Blue Gene/L, which gained its top ranking a year ago, will eventually be used by the Nuclear Security Administration to performed the complicated calculations necessary to understand the effects of aging on the United States' nuclear weapons cache.


IBM's (NYSE: IBM) speed in the supercomputer world remains unchallenged today. The company not only maintained its hold on the top ranking spot among all supercomputers with its Blue Gene/L System, which doubled its own speed in the Top500 biannual listing of the world's fastest machines, but Big Blue built the second- and third-fastest machines as well.

In all, IBM makes 43.8 percent of the 500 fastest supercomputers.

Top Three

Blue Gene/L, installed at the Lawrence Livermore National Laboratories in Livermore, Calif., processed a record Linpack mark of 280.6 teraflops -- or 280.6 trillion floating point calculations -- per second, with 65,536-processors. Six months ago, the supercomputer reached 136.8 teraflops/s, the first time a computer had broken the 100 teraflop mark.
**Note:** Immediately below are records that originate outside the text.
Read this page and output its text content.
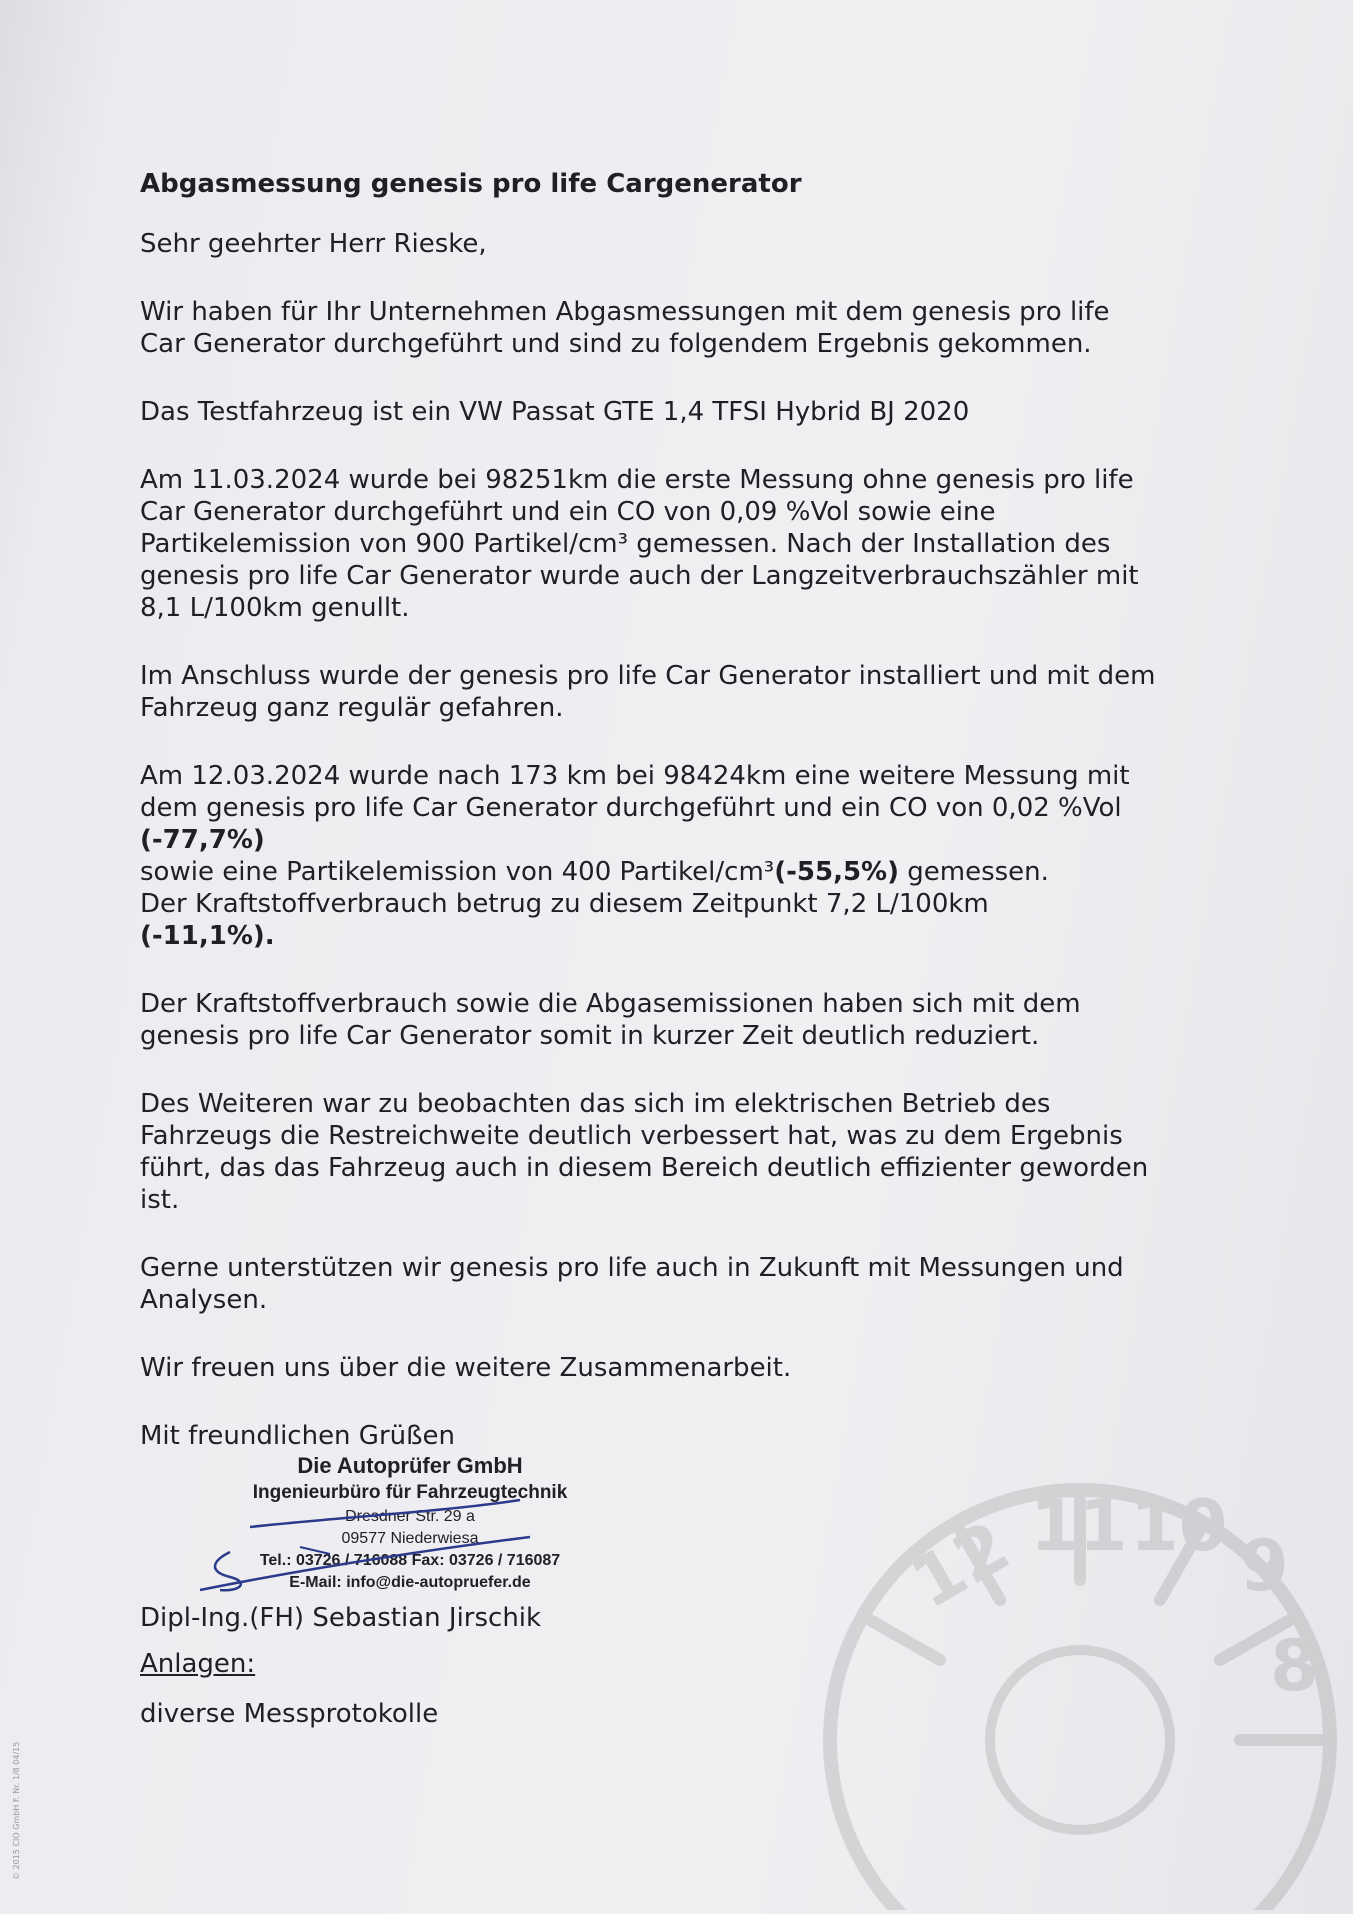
12 11 10 9
8
Abgasmessung genesis pro life Cargenerator
Sehr geehrter Herr Rieske,
Wir haben für Ihr Unternehmen Abgasmessungen mit dem genesis pro life Car Generator durchgeführt und sind zu folgendem Ergebnis gekommen.
Das Testfahrzeug ist ein VW Passat GTE 1,4 TFSI Hybrid BJ 2020
Am 11.03.2024 wurde bei 98251km die erste Messung ohne genesis pro life Car Generator durchgeführt und ein CO von 0,09 %Vol sowie eine Partikelemission von 900 Partikel/cm³ gemessen. Nach der Installation des genesis pro life Car Generator wurde auch der Langzeitverbrauchszähler mit 8,1 L/100km genullt.
Im Anschluss wurde der genesis pro life Car Generator installiert und mit dem Fahrzeug ganz regulär gefahren.
Am 12.03.2024 wurde nach 173 km bei 98424km eine weitere Messung mit dem genesis pro life Car Generator durchgeführt und ein CO von 0,02 %Vol (-77,7%)
sowie eine Partikelemission von 400 Partikel/cm³(-55,5%) gemessen.
Der Kraftstoffverbrauch betrug zu diesem Zeitpunkt 7,2 L/100km
(-11,1%).
Der Kraftstoffverbrauch sowie die Abgasemissionen haben sich mit dem genesis pro life Car Generator somit in kurzer Zeit deutlich reduziert.
Des Weiteren war zu beobachten das sich im elektrischen Betrieb des Fahrzeugs die Restreichweite deutlich verbessert hat, was zu dem Ergebnis führt, das das Fahrzeug auch in diesem Bereich deutlich effizienter geworden ist.
Gerne unterstützen wir genesis pro life auch in Zukunft mit Messungen und Analysen.
Wir freuen uns über die weitere Zusammenarbeit.
Mit freundlichen Grüßen
Die Autoprüfer GmbH
Ingenieurbüro für Fahrzeugtechnik
Dresdner Str. 29 a
09577 Niederwiesa
Tel.: 03726 / 716088 Fax: 03726 / 716087
E-Mail: info@die-autopruefer.de
Dipl-Ing.(FH) Sebastian Jirschik
Anlagen:
diverse Messprotokolle
© 2015 CIO GmbH F. Nr. 1/8 04/15
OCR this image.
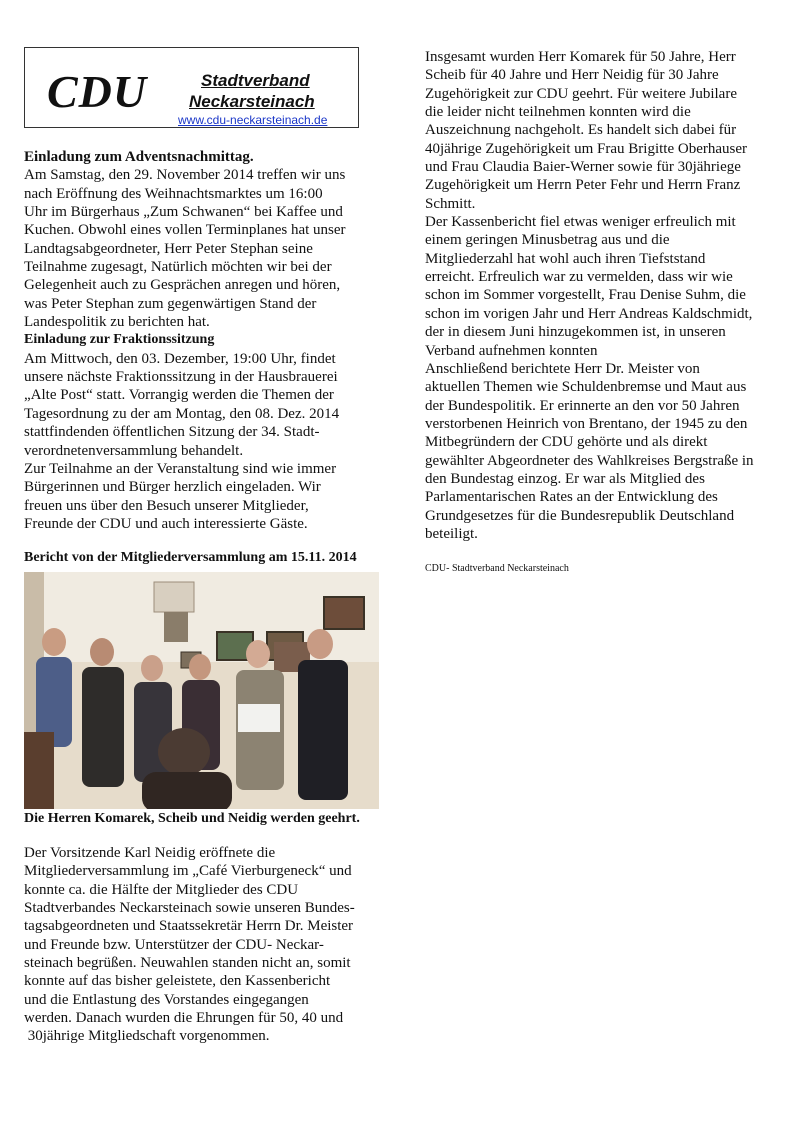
CDU	Stadtverband
Neckarsteinach
www.cdu-neckarsteinach.de

Einladung zum Adventsnachmittag.

Am Samstag, den 29. November 2014 treffen wir uns

nach Eröffnung des Weihnachtsmarktes um 16:00

Uhr im Bürgerhaus „Zum Schwanen“ bei Kaffee und

Kuchen. Obwohl eines vollen Terminplanes hat unser

Landtagsabgeordneter, Herr Peter Stephan seine

Teilnahme zugesagt, Natürlich möchten wir bei der

Gelegenheit auch zu Gesprächen anregen und hören,

was Peter Stephan zum gegenwärtigen Stand der

Landespolitik zu berichten hat.

Einladung zur Fraktionssitzung

Am Mittwoch, den 03. Dezember, 19:00 Uhr, findet

unsere nächste Fraktionssitzung in der Hausbrauerei

„Alte Post“ statt. Vorrangig werden die Themen der

Tagesordnung zu der am Montag, den 08. Dez. 2014

stattfindenden öffentlichen Sitzung der 34. Stadt-

verordnetenversammlung behandelt.

Zur Teilnahme an der Veranstaltung sind wie immer

Bürgerinnen und Bürger herzlich eingeladen. Wir

freuen uns über den Besuch unserer Mitglieder,

Freunde der CDU und auch interessierte Gäste.

Bericht von der Mitgliederversammlung am 15.11. 2014

Die Herren Komarek, Scheib und Neidig werden geehrt.

Der Vorsitzende Karl Neidig eröffnete die

Mitgliederversammlung im „Café Vierburgeneck“ und

konnte ca. die Hälfte der Mitglieder des CDU

Stadtverbandes Neckarsteinach sowie unseren Bundes-

tagsabgeordneten und Staatssekretär Herrn Dr. Meister

und Freunde bzw. Unterstützer der CDU- Neckar-

steinach begrüßen. Neuwahlen standen nicht an, somit

konnte auf das bisher geleistete, den Kassenbericht

und die Entlastung des Vorstandes eingegangen

werden. Danach wurden die Ehrungen für 50, 40 und

30jährige Mitgliedschaft vorgenommen.

Insgesamt wurden Herr Komarek für 50 Jahre, Herr

Scheib für 40 Jahre und Herr Neidig für 30 Jahre

Zugehörigkeit zur CDU geehrt. Für weitere Jubilare

die leider nicht teilnehmen konnten wird die

Auszeichnung nachgeholt. Es handelt sich dabei für

40jährige Zugehörigkeit um Frau Brigitte Oberhauser

und Frau Claudia Baier-Werner sowie für 30jähriege

Zugehörigkeit um Herrn Peter Fehr und Herrn Franz

Schmitt.

Der Kassenbericht fiel etwas weniger erfreulich mit

einem geringen Minusbetrag aus und die

Mitgliederzahl hat wohl auch ihren Tiefststand

erreicht. Erfreulich war zu vermelden, dass wir wie

schon im Sommer vorgestellt, Frau Denise Suhm, die

schon im vorigen Jahr und Herr Andreas Kaldschmidt,

der in diesem Juni hinzugekommen ist, in unseren

Verband aufnehmen konnten

Anschließend berichtete Herr Dr. Meister von

aktuellen Themen wie Schuldenbremse und Maut aus

der Bundespolitik. Er erinnerte an den vor 50 Jahren

verstorbenen Heinrich von Brentano, der 1945 zu den

Mitbegründern der CDU gehörte und als direkt

gewählter Abgeordneter des Wahlkreises Bergstraße in

den Bundestag einzog. Er war als Mitglied des

Parlamentarischen Rates an der Entwicklung des

Grundgesetzes für die Bundesrepublik Deutschland

beteiligt.

CDU- Stadtverband Neckarsteinach
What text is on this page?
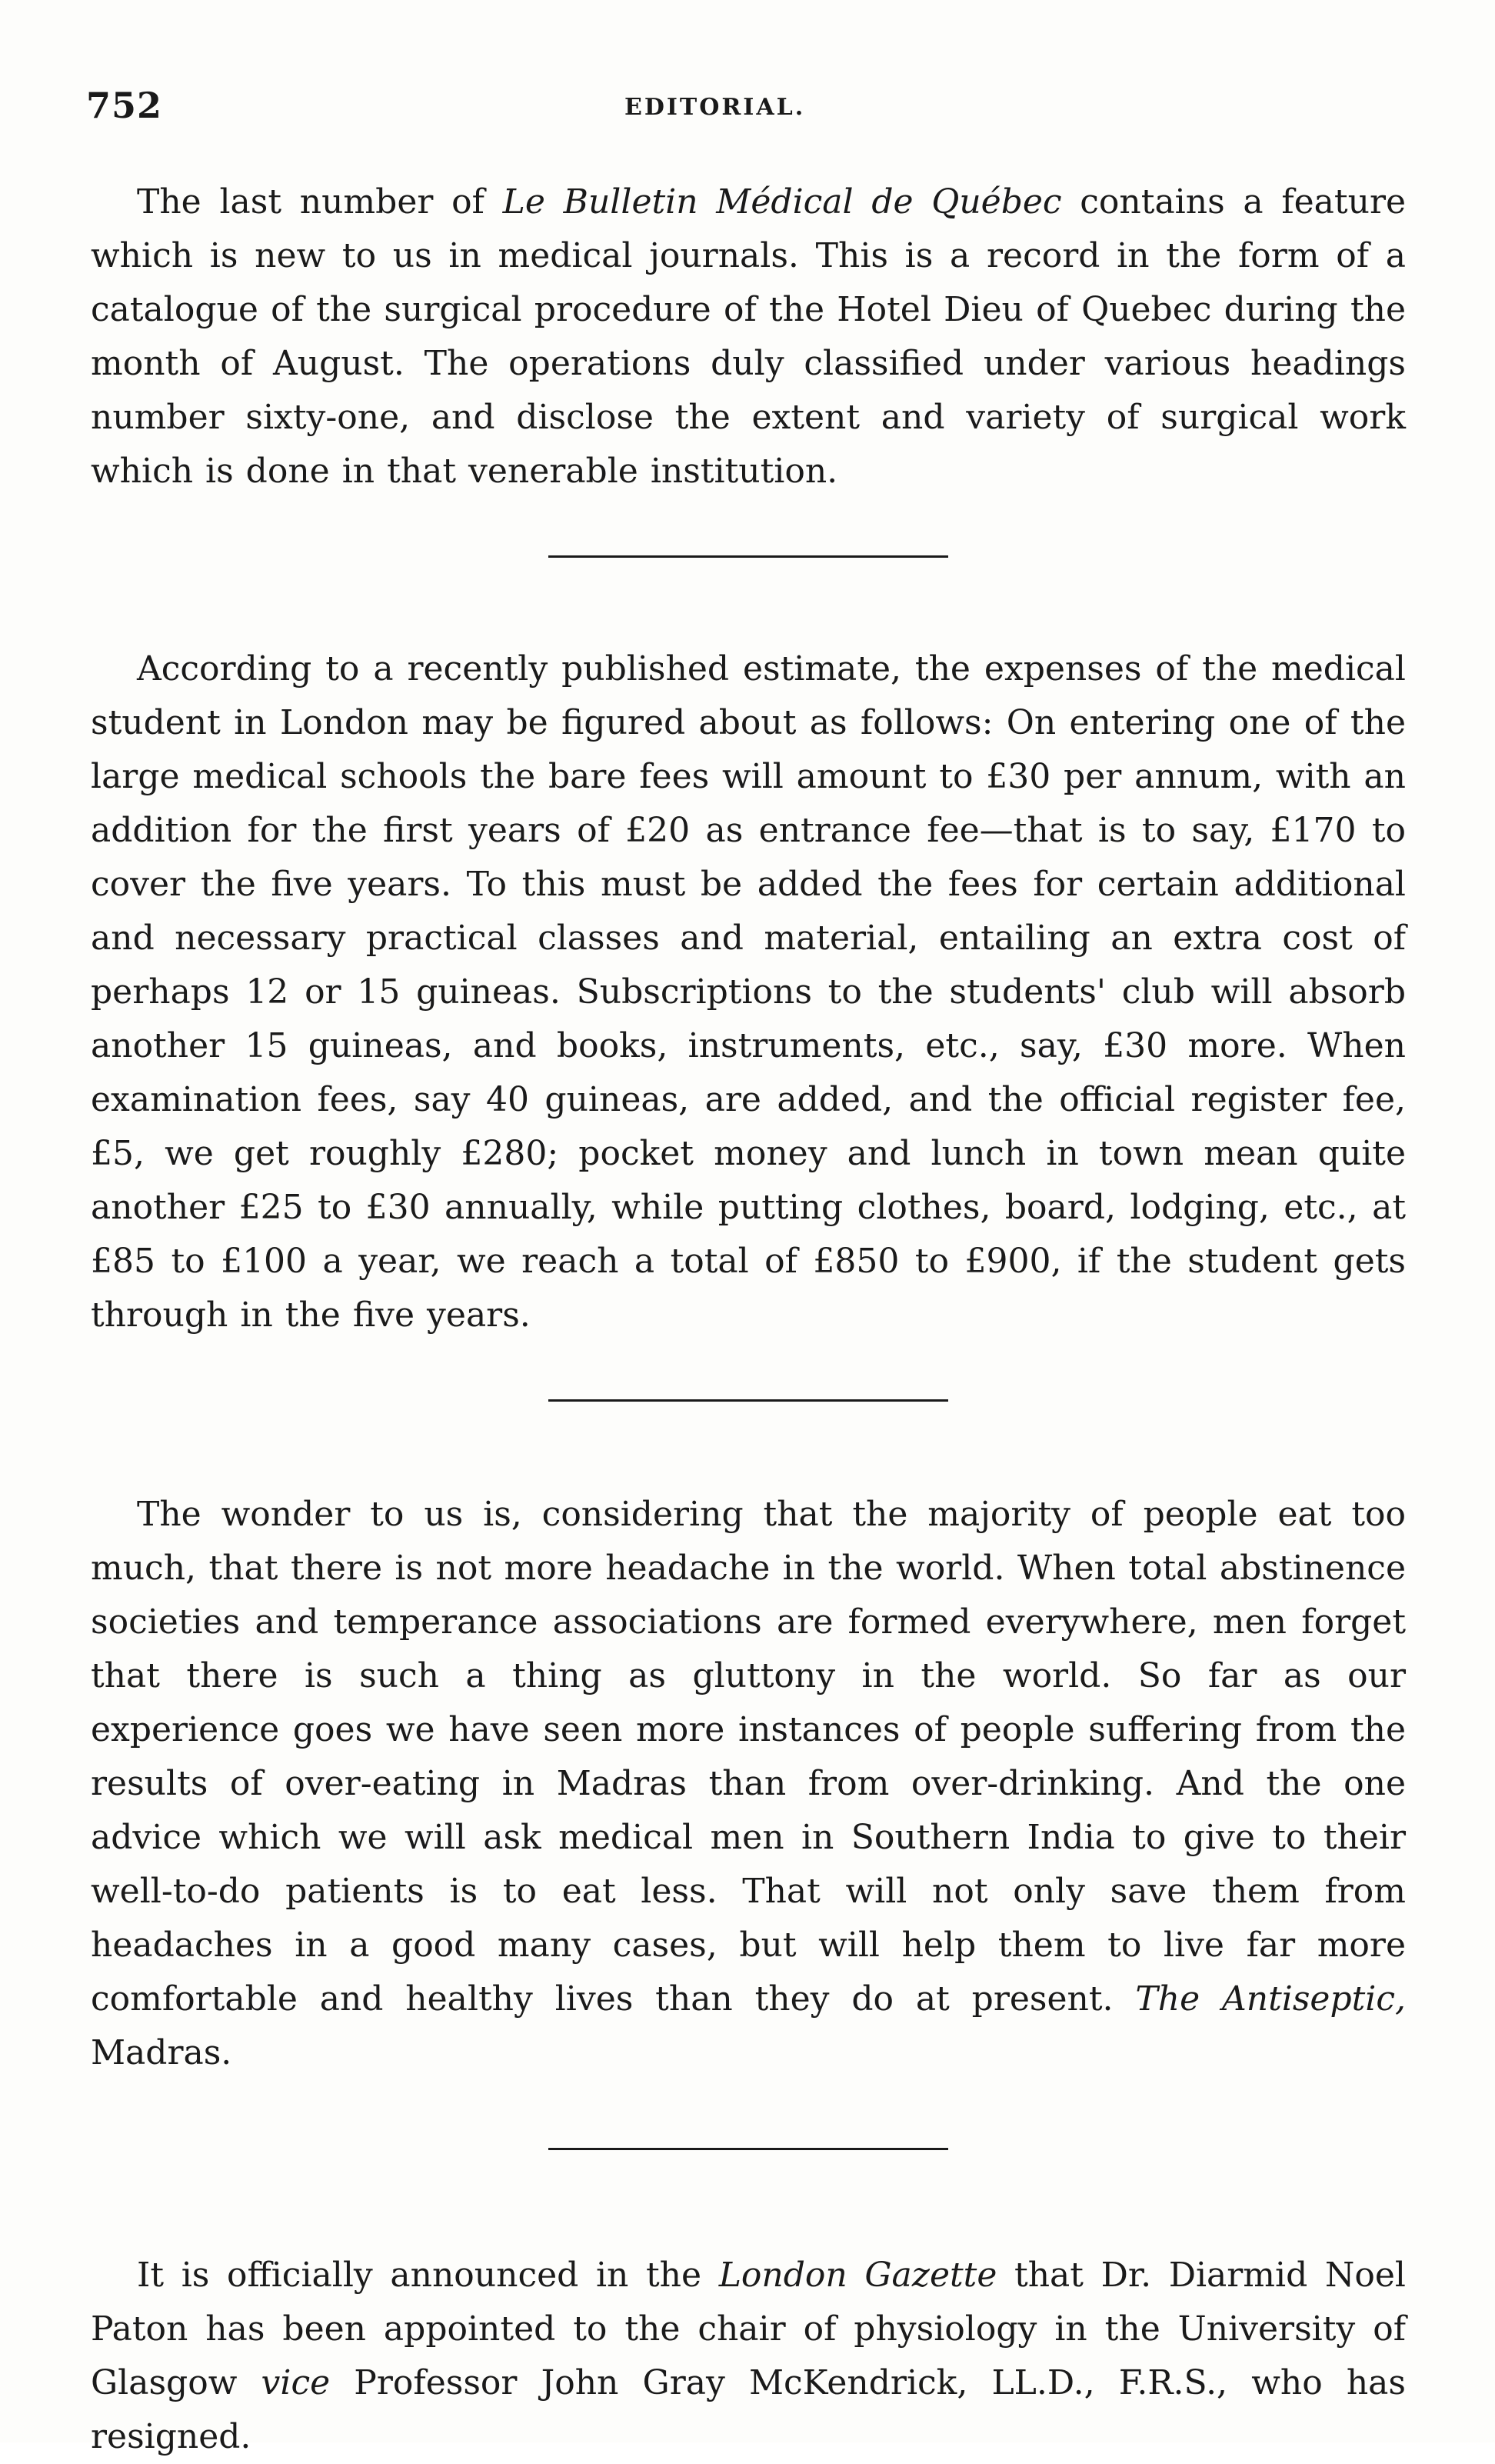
752	EDITORIAL.

The last number of Le Bulletin Médical de Québec contains a feature which is new to us in medical journals. This is a record in the form of a catalogue of the surgical procedure of the Hotel Dieu of Quebec during the month of August. The operations duly classified under various headings number sixty-one, and disclose the extent and variety of surgical work which is done in that venerable institution.

According to a recently published estimate, the expenses of the medical student in London may be figured about as follows: On entering one of the large medical schools the bare fees will amount to £30 per annum, with an addition for the first years of £20 as entrance fee—that is to say, £170 to cover the five years. To this must be added the fees for certain additional and necessary practical classes and material, entailing an extra cost of perhaps 12 or 15 guineas. Subscriptions to the students' club will absorb another 15 guineas, and books, instruments, etc., say, £30 more. When examination fees, say 40 guineas, are added, and the official register fee, £5, we get roughly £280; pocket money and lunch in town mean quite another £25 to £30 annually, while putting clothes, board, lodging, etc., at £85 to £100 a year, we reach a total of £850 to £900, if the student gets through in the five years.

The wonder to us is, considering that the majority of people eat too much, that there is not more headache in the world. When total abstinence societies and temperance associations are formed everywhere, men forget that there is such a thing as gluttony in the world. So far as our experience goes we have seen more instances of people suffering from the results of over-eating in Madras than from over-drinking. And the one advice which we will ask medical men in Southern India to give to their well-to-do patients is to eat less. That will not only save them from headaches in a good many cases, but will help them to live far more comfortable and healthy lives than they do at present. The Antiseptic, Madras.

It is officially announced in the London Gazette that Dr. Diarmid Noel Paton has been appointed to the chair of physiology in the University of Glasgow vice Professor John Gray McKendrick, LL.D., F.R.S., who has resigned.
It still stands as the only one to top that speed.

The Linpack benchmark tests peak performance.

The IBM eServer Blue Gene Solution system, installed at IBM's Thomas Watson Research Center, stands in second place with a 91.2 teraflop performance, and the Advanced Simulation and Computing (ASC) Purple system at Livermore Labs ranked third, at 63.4 teraflops. ASC Purple contains more than 12,000 Power5 processors, different from the Blue Genes, which use specially made Power chips.

But speed is not IBM's be-all and end-all, a company spokesman said.

"It's not so much that we try to go faster, it's that we are trying to provide whatever customers are looking for," he said.

Supercomputers for Sale

Customers can buy a Blue Gene supercomputer for about US$2 million per each 1,024-processor rack. IBM also rents their computing power out.

Blue Gene/L, which gained its top ranking a year ago, will eventually be used by the Nuclear Security Administration (NSA) to performed the complicated calculations necessary to understand the effects of aging on the United States' nuclear weapons cache.

When Blue Gene/L first topped the list with a Linpack mark of 70.6 teraflops/s, it overtook NEC's (Nasdaq: NIPNY) Earth Simulator, a Japanese machine that had held the title of fastest computer since June 2002. The Earth Simulator held its position through five lists with a speed of 35.9 teraflops/s, but that is now only good enough for seventh place.

Hewlett-Packard (NYSE: HPQ) ranks second in the number of supercomputers on the list, with 33.8 percent.